Ayahku tersenyum dan membungkuk di depanku. Ia mengecup pipiku dan berbisik, "Tidak apa-apa." Napasnya berbau busuk. Aku membalas senyumannya tapi ia menjauh dariku. Aku belum pernah mencium bau napas sebusuk itu. Bagaimana jika ini terakhir kalinya ia mencium pipiku? Bagaimana jika ini adalah terakhir kali aku melihatnya, dan kenangan terakhirku adalah napas busuknya? "Di mana kau akan tinggal?" aku bertanya kepadanya. "Bersama Paman Tony, dan masih tersedia tempat untukmu jika kau ingin berkunjung. Kita tak akan saling mengucapkan selamat tinggal, karena kita tidak sungguh-sungguh mengucapkan selamat tinggal, dan hanya...." "Hanya apa?" kataku. "Maksudmu, kau tak akan mengucapkan selamat tinggal dan pergi begitu saja?" Ayahku mundur dan menatapku dari atas ke bawah. "Kau ini dua orang yang berbeda, anak kecil dan pria dewasa. Dengan siapa aku berbicara sekarang?" Aku menundukkan kepala merasa malu dan merasa dipermalukan. Aku ingin ia pergi. "Berapa nomor teleponmu?" aku bertanya dengan suara setenang mungkin. "Sama dengan nomorku," sahut Paman Tony. "Oh, ya," sahutku. "Baiklah, kalau begitu...." "Ya, baiklah...." "Selamat tinggal, John." Mereka pergi.
---oOo---
Aku masuk ke kamarku dan meringkuk di bawah selimut, menunggu hingga ibuku pulang. Ia langsung masuk ke kamarnya. Aku membuatkan secangkir teh dan membawakan untuknya. Ia sedang duduk di ranjang mendengarkan radio yang volumenya diputar sangat nyaring. "Apakah ia sudah pergi?" ibuku bertanya, meski ia pasti sudah tahu Ayah telah pergi. "Ya." "Baik, sekarang bagaimana?"
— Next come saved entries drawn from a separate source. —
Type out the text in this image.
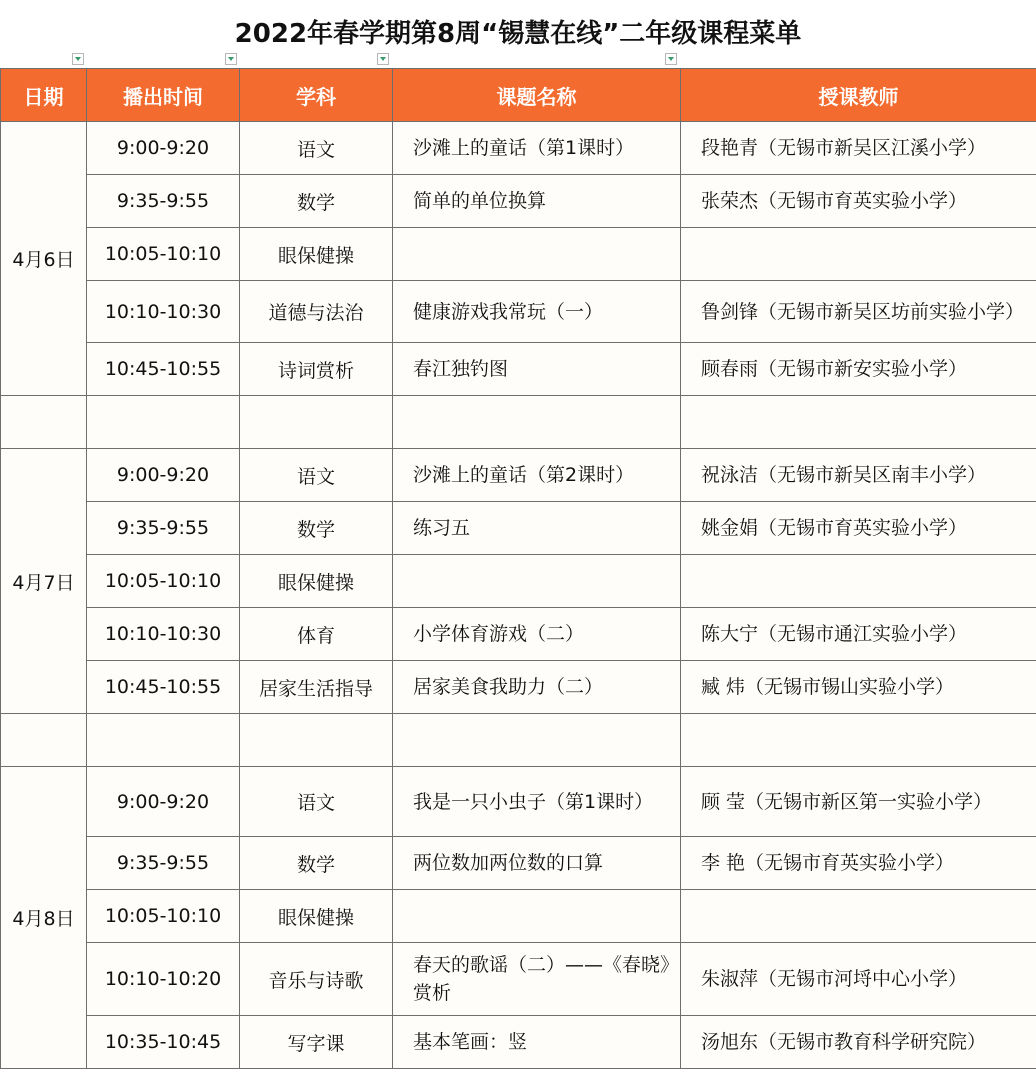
2022年春学期第8周“锡慧在线”二年级课程菜单
日期	播出时间	学科	课题名称	授课教师
4月6日	9:00-9:20	语文	沙滩上的童话（第1课时）	段艳青（无锡市新吴区江溪小学）
	9:35-9:55	数学	简单的单位换算	张荣杰（无锡市育英实验小学）
	10:05-10:10	眼保健操		
	10:10-10:30	道德与法治	健康游戏我常玩（一）	鲁剑锋（无锡市新吴区坊前实验小学）
	10:45-10:55	诗词赏析	春江独钓图	顾春雨（无锡市新安实验小学）

4月7日	9:00-9:20	语文	沙滩上的童话（第2课时）	祝泳洁（无锡市新吴区南丰小学）
	9:35-9:55	数学	练习五	姚金娟（无锡市育英实验小学）
	10:05-10:10	眼保健操		
	10:10-10:30	体育	小学体育游戏（二）	陈大宁（无锡市通江实验小学）
	10:45-10:55	居家生活指导	居家美食我助力（二）	臧 炜（无锡市锡山实验小学）

4月8日	9:00-9:20	语文	我是一只小虫子（第1课时）	顾 莹（无锡市新区第一实验小学）
	9:35-9:55	数学	两位数加两位数的口算	李 艳（无锡市育英实验小学）
	10:05-10:10	眼保健操		
	10:10-10:20	音乐与诗歌	春天的歌谣（二）——《春晓》赏析	朱淑萍（无锡市河埒中心小学）
	10:35-10:45	写字课	基本笔画：竖	汤旭东（无锡市教育科学研究院）
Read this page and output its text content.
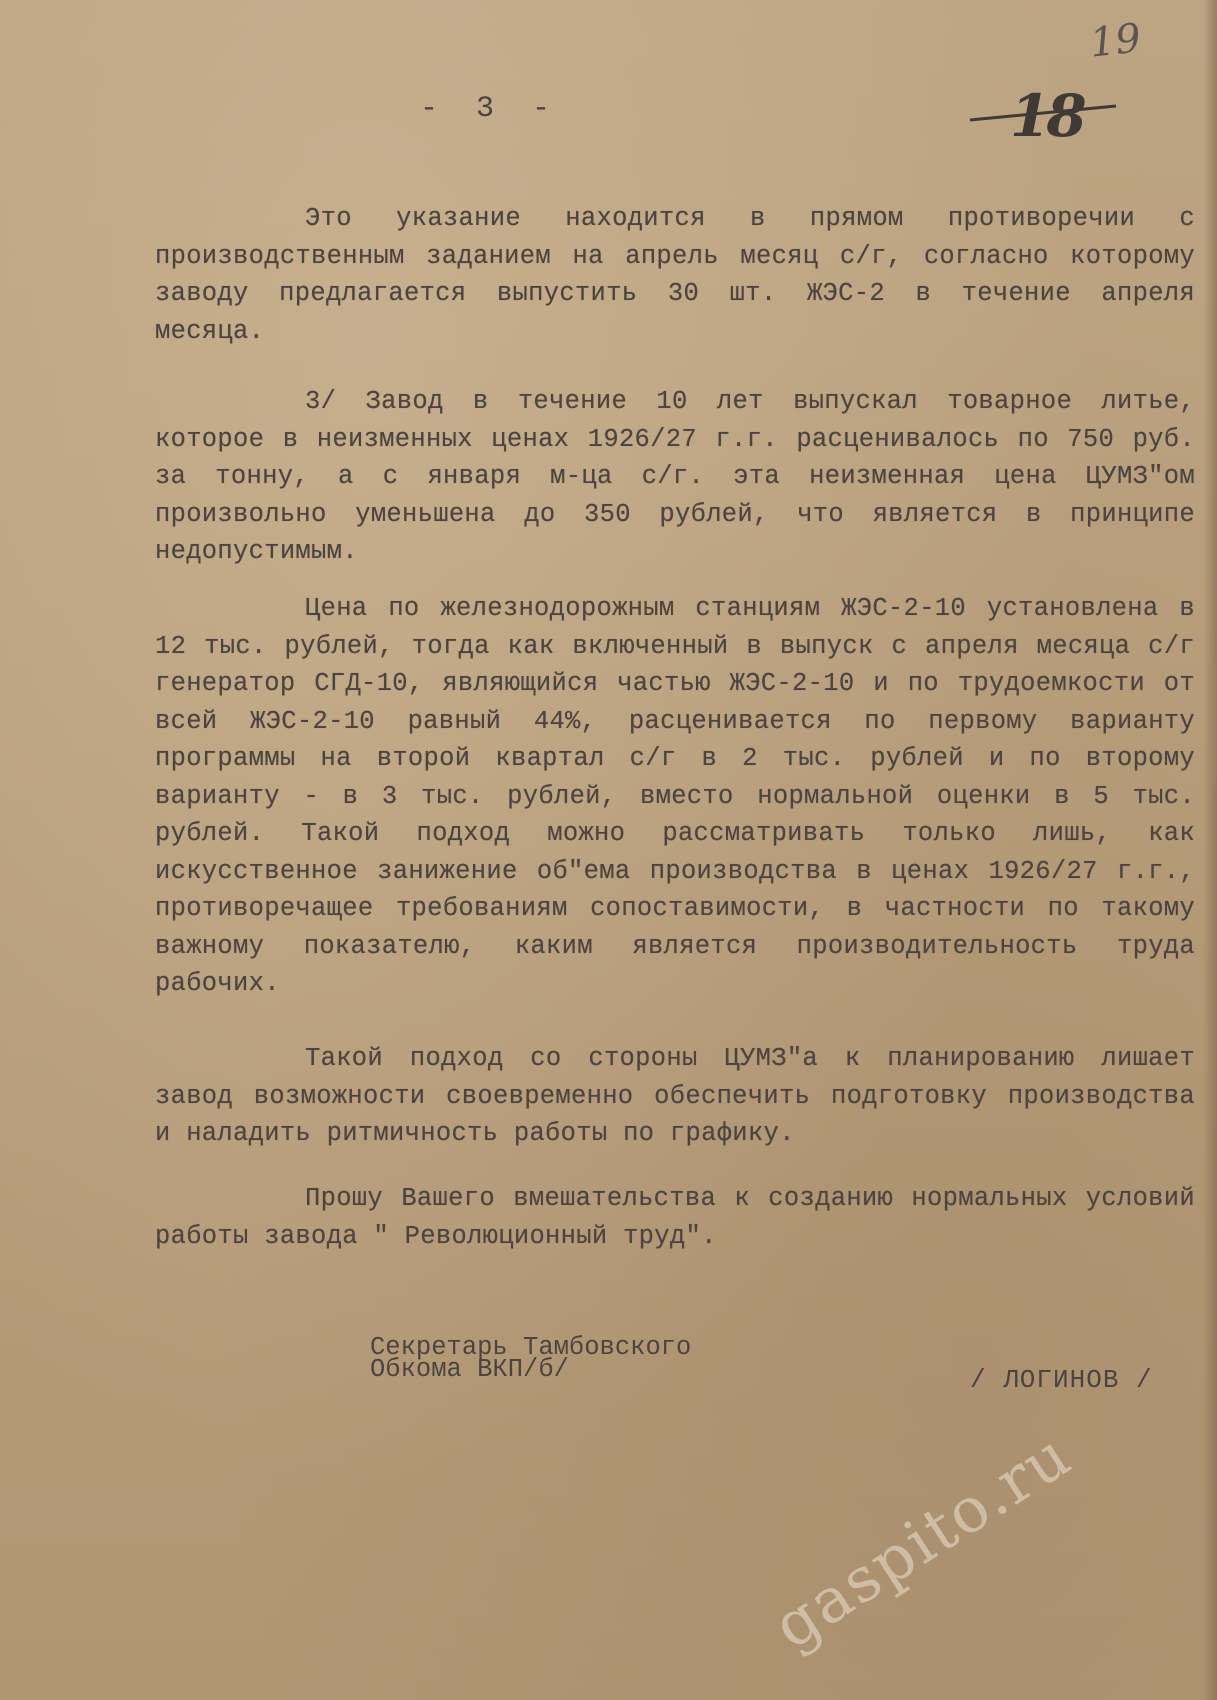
19
18
- 3 -

Это указание находится в прямом противоречии с производственным заданием на апрель месяц с/г, согласно которому заводу предлагается выпустить 30 шт. ЖЭС-2 в течение апреля месяца.

3/ Завод в течение 10 лет выпускал товарное литье, которое в неизменных ценах 1926/27 г.г. расценивалось по 750 руб. за тонну, а с января м-ца с/г. эта неизменная цена ЦУМЗ"ом произвольно уменьшена до 350 рублей, что является в принципе недопустимым.

Цена по железнодорожным станциям ЖЭС-2-10 установлена в 12 тыс. рублей, тогда как включенный в выпуск с апреля месяца с/г генератор СГД-10, являющийся частью ЖЭС-2-10 и по трудоемкости от всей ЖЭС-2-10 равный 44%, расценивается по первому варианту программы на второй квартал с/г в 2 тыс. рублей и по второму варианту - в 3 тыс. рублей, вместо нормальной оценки в 5 тыс. рублей. Такой подход можно рассматривать только лишь, как искусственное занижение об"ема производства в ценах 1926/27 г.г., противоречащее требованиям сопоставимости, в частности по такому важному показателю, каким является производительность труда рабочих.

Такой подход со стороны ЦУМЗ"а к планированию лишает завод возможности своевременно обеспечить подготовку производства и наладить ритмичность работы по графику.

Прошу Вашего вмешательства к созданию нормальных условий работы завода " Революционный труд".

Секретарь Тамбовского
Обкома ВКП/б/	/ ЛОГИНОВ /
gaspito.ru
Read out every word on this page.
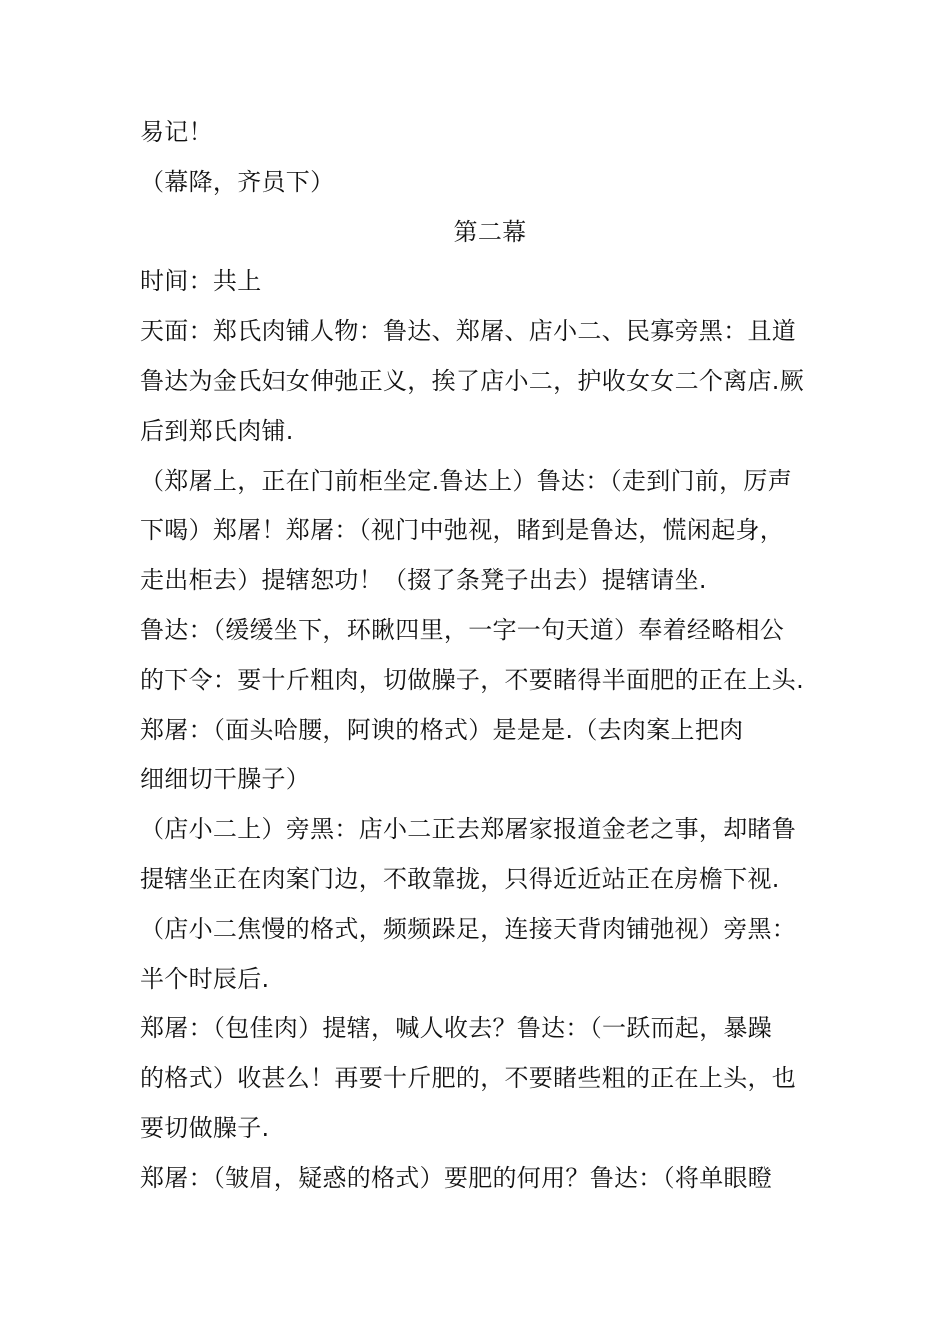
易记！
（幕降，齐员下）
第二幕
时间：共上
天面：郑氏肉铺人物：鲁达、郑屠、店小二、民寡旁黑：且道
鲁达为金氏妇女伸弛正义，挨了店小二，护收女女二个离店.厥
后到郑氏肉铺.
（郑屠上，正在门前柜坐定.鲁达上）鲁达：（走到门前，厉声
下喝）郑屠！郑屠：（视门中弛视，睹到是鲁达，慌闲起身，
走出柜去）提辖恕功！（掇了条凳子出去）提辖请坐.
鲁达：（缓缓坐下，环瞅四里，一字一句天道）奉着经略相公
的下令：要十斤粗肉，切做臊子，不要睹得半面肥的正在上头.
郑屠：（面头哈腰，阿谀的格式）是是是.（去肉案上把肉
细细切干臊子）
（店小二上）旁黑：店小二正去郑屠家报道金老之事，却睹鲁
提辖坐正在肉案门边，不敢靠拢，只得近近站正在房檐下视.
（店小二焦慢的格式，频频跺足，连接天背肉铺弛视）旁黑：
半个时辰后.
郑屠：（包佳肉）提辖，喊人收去？鲁达：（一跃而起，暴躁
的格式）收甚么！再要十斤肥的，不要睹些粗的正在上头，也
要切做臊子.
郑屠：（皱眉，疑惑的格式）要肥的何用？鲁达：（将单眼瞪
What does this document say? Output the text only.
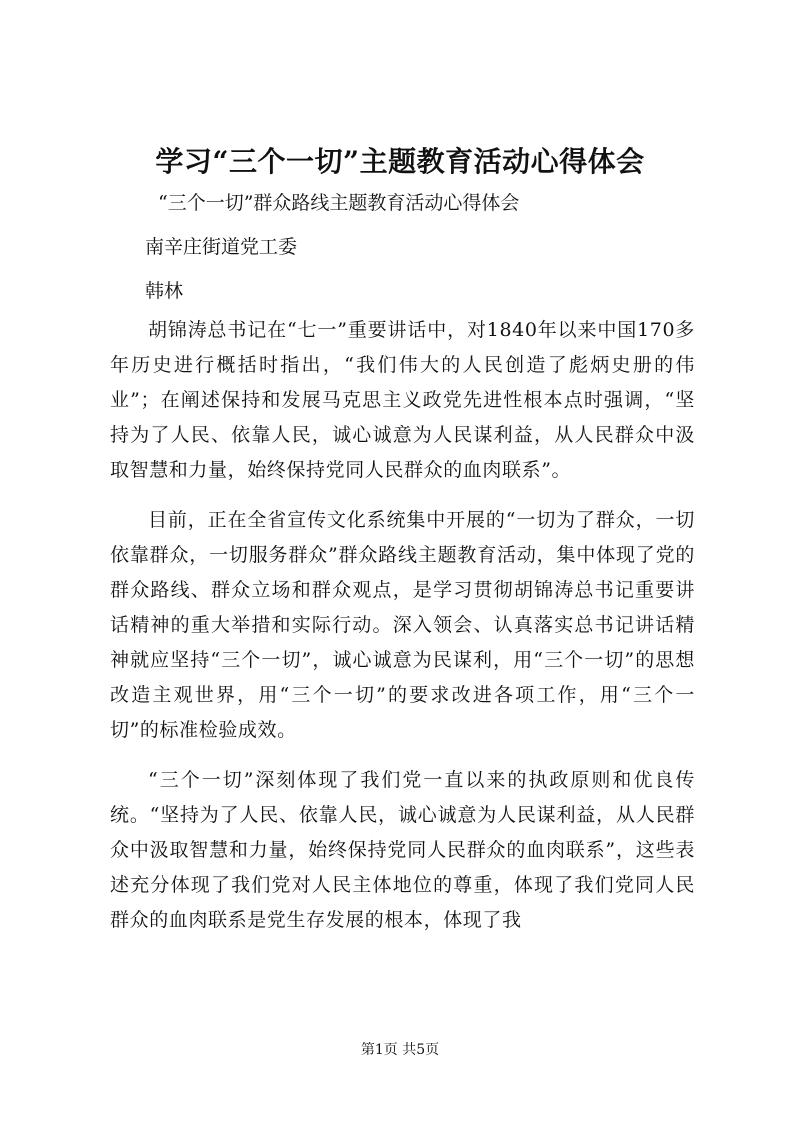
学习“三个一切”主题教育活动心得体会
“三个一切”群众路线主题教育活动心得体会
南辛庄街道党工委
韩林

胡锦涛总书记在“七一”重要讲话中，对1840年以来中国170多年历史进行概括时指出，“我们伟大的人民创造了彪炳史册的伟业”；在阐述保持和发展马克思主义政党先进性根本点时强调，“坚持为了人民、依靠人民，诚心诚意为人民谋利益，从人民群众中汲取智慧和力量，始终保持党同人民群众的血肉联系”。

目前，正在全省宣传文化系统集中开展的“一切为了群众，一切依靠群众，一切服务群众”群众路线主题教育活动，集中体现了党的群众路线、群众立场和群众观点，是学习贯彻胡锦涛总书记重要讲话精神的重大举措和实际行动。深入领会、认真落实总书记讲话精神就应坚持“三个一切”，诚心诚意为民谋利，用“三个一切”的思想改造主观世界，用“三个一切”的要求改进各项工作，用“三个一切”的标准检验成效。

“三个一切”深刻体现了我们党一直以来的执政原则和优良传统。“坚持为了人民、依靠人民，诚心诚意为人民谋利益，从人民群众中汲取智慧和力量，始终保持党同人民群众的血肉联系”，这些表述充分体现了我们党对人民主体地位的尊重，体现了我们党同人民群众的血肉联系是党生存发展的根本，体现了我

第1页 共5页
"Aku tidak tahu," sahutku. "Ayahmu pasti tidak memberimu uang?" Kedengarannya ia menyebut "si sialan", bukan "ayahmu", dan aku bingung harus menjawab apa. "Apakah ia memberimu uang?" "Ya. Ia memberiku sepuluh pound. Paman Jack dan Paman Tony masing-masing memberiku lima pound. Dan Nenek dapat mengirimi kita uang, kan? Kita tidak akan jatuh miskin." "Bukan kemiskinan yang aku khawatirkan."
"Bagus, lalu apa?" Ia mengangkat bahu dan tersenyum lemah. "Maukah kau ke dapur membuat makan malam untukmu sendiri? Aku tidak akan memasak." "Baiklah. Kau ingin makan apa?" "Pergi saja. Bila telah minum teh, kerjakan pekerjaan rumahmu,"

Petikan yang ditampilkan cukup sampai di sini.